Ce fut autrefois un étang salé et fermé où l’on retirait du sel. […] La première récolte connue est datée du 1er août 1540.  […] Mais revenons au XVIe siècle où le sel récolté était chargé au Cargadou […] avant d’être expédié à l’étranger. Suite à l’arrivée du canal de Craponne, les eaux s’adoucirent et la production devint confidentielle […]. Les eaux douces et supplémentaires de Craponne engendrèrent alors des débordements, inondant les bas quartiers et créant des marécages malsains.
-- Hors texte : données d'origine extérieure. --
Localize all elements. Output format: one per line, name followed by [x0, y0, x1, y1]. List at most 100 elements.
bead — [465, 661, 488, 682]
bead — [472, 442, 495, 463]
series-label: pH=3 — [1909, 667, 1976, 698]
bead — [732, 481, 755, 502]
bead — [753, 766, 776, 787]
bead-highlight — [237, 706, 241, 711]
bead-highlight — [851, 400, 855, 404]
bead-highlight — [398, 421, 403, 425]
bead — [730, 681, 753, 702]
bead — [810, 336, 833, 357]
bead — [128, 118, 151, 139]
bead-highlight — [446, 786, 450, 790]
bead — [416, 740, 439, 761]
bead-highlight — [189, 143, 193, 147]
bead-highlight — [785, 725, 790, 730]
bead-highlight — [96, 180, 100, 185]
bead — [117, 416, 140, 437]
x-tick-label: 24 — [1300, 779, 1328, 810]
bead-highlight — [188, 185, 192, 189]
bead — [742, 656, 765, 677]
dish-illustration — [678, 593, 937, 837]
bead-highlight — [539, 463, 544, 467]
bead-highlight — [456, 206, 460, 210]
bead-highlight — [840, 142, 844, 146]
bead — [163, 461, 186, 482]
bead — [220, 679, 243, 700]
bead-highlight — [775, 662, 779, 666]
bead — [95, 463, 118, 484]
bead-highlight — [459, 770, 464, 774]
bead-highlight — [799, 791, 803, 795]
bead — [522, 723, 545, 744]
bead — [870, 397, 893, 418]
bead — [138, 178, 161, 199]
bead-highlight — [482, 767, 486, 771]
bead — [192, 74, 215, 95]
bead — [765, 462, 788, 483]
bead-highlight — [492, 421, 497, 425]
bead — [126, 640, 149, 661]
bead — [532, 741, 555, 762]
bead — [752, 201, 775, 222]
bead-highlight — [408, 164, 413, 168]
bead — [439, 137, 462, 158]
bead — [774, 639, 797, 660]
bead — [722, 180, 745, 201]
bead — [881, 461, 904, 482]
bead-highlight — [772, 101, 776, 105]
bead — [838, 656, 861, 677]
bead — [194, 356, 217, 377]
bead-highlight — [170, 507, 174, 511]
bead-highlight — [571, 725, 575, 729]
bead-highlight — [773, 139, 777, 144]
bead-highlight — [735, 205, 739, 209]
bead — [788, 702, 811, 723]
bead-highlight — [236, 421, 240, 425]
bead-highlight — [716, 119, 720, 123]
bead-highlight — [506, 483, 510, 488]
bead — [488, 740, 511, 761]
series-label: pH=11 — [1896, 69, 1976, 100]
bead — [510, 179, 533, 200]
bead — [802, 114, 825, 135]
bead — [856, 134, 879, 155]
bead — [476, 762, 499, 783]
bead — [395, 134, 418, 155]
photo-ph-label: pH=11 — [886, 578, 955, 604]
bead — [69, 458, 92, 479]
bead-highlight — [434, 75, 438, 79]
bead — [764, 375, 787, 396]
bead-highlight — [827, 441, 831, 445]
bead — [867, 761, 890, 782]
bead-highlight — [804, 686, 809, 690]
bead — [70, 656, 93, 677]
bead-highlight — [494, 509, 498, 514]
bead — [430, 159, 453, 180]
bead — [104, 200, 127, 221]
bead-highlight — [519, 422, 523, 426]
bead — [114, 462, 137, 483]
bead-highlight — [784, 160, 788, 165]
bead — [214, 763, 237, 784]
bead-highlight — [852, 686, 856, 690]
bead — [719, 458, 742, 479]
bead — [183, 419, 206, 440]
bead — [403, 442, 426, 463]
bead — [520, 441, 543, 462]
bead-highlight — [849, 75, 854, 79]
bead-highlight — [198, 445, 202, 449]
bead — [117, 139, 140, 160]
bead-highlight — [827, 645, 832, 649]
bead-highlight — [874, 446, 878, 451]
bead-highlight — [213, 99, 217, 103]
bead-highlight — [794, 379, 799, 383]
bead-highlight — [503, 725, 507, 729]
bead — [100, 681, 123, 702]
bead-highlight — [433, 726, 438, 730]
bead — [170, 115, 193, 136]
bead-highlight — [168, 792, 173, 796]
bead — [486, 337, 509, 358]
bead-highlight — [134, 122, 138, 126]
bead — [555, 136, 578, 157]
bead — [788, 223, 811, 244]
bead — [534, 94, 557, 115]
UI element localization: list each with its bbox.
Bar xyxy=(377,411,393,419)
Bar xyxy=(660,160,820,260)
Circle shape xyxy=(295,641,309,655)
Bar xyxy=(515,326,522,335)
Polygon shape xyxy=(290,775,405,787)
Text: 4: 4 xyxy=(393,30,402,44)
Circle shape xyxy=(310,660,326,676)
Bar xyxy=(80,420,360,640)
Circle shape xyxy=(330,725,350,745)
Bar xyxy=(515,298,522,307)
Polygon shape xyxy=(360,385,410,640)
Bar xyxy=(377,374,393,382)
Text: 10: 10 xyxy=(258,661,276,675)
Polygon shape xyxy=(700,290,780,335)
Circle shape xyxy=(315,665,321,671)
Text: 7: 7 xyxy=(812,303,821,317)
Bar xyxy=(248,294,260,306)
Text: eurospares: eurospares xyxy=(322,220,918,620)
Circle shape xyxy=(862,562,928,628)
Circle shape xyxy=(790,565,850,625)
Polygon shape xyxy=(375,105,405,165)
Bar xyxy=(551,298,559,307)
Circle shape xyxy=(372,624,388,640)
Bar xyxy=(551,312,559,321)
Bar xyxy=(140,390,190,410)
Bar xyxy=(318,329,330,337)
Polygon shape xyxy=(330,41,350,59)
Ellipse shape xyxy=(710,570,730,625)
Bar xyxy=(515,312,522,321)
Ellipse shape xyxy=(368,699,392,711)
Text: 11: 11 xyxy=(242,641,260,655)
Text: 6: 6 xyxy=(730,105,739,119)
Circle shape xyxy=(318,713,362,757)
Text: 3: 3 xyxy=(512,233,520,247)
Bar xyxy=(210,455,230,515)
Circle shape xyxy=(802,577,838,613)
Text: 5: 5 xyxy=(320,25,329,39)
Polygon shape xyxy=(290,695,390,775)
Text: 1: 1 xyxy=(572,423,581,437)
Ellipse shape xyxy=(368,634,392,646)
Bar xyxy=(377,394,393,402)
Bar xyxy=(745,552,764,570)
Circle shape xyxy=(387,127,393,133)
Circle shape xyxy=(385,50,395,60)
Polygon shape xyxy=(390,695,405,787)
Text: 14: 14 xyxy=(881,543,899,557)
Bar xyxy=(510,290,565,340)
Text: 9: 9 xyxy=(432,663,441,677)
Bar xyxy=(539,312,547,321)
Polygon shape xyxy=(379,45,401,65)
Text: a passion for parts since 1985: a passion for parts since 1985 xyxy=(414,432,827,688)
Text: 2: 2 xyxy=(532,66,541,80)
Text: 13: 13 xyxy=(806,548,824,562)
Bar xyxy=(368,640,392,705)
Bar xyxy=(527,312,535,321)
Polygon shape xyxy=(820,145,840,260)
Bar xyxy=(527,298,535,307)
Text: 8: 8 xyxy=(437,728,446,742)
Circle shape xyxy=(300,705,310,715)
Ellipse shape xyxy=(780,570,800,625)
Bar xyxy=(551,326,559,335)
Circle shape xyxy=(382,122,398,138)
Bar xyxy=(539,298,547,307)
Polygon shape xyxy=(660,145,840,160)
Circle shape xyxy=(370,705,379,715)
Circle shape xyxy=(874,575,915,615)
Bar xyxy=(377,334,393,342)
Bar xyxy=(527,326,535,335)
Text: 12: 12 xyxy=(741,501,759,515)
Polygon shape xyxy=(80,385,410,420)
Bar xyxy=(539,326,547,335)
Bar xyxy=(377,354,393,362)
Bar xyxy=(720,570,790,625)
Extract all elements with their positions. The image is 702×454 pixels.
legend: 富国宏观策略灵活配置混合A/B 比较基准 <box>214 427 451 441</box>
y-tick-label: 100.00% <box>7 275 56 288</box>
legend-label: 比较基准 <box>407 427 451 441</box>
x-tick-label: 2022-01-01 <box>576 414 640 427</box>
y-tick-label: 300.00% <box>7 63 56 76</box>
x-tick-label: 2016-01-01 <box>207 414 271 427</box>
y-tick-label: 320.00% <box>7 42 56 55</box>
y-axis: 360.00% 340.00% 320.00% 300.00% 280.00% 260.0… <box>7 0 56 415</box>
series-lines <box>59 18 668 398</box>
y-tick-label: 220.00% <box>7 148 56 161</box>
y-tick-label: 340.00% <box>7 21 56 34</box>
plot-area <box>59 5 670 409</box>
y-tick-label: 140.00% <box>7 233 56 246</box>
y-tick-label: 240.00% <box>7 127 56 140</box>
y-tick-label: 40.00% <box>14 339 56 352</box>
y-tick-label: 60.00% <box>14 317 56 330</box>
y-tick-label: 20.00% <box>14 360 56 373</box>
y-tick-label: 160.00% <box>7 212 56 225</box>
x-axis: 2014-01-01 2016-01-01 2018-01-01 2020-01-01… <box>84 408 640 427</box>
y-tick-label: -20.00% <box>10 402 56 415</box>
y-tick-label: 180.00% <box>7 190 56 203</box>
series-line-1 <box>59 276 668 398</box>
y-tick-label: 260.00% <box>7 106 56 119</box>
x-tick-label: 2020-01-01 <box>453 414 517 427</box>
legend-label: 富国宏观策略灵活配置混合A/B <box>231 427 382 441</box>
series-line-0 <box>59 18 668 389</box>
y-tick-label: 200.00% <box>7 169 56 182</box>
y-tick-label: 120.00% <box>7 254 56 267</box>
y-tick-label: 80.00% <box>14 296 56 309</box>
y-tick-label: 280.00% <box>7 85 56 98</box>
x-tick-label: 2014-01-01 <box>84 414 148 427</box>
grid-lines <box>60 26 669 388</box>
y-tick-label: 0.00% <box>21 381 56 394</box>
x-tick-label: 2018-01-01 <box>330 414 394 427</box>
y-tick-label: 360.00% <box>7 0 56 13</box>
On prit alors la décision de creuser un canal de 600 mètres pour relier l’étang à celui de Berre dont 400 mètres en souterrain. […] Face à une demande d’irrigation croissante […] on creusa alors le canal de Boisgelin (aujourd’hui des Alpines), toujours alimenté par la Durance. En 1787, il se déversa […] à la plage de la Romaniquette. Suivant vents et courants, la circulation de l’eau entre les deux étangs s’inversait. Les Amis du Vieil Istres, le patrimoine istréen, l’étang de l’Olivier

André qui m’avait emmenée ici en 2018 m’avait indiqué que l’on circulait autrefois en barque dans le tunnel de Cascavèu, reliant les deux étangs. Carte postale extraite de la collection Amis du Vieil Istres

La rue du Redon (du prov. redoun : grosse sonnaille suspendue au cou des béliers conducteurs) traverse le petit parc de la Romaniquette avec sa gloriette jusqu’à la route où le moulin de Cascavèu (1834) domine l’étang de Berre. Il fonctionnait avec le canal de Boisgelin. Pour rester dans le ton, la commune a nommé les allées de ce quartier avec d’autres bruits : allée de la Claparde (du prov. clapardo : grande sonnaille suspendue au cou des chevaux et mulets), de la Clarine (la plus petite des sonnettes à moutons). 200 m à gauche, détour vers le belvédère de Suffren.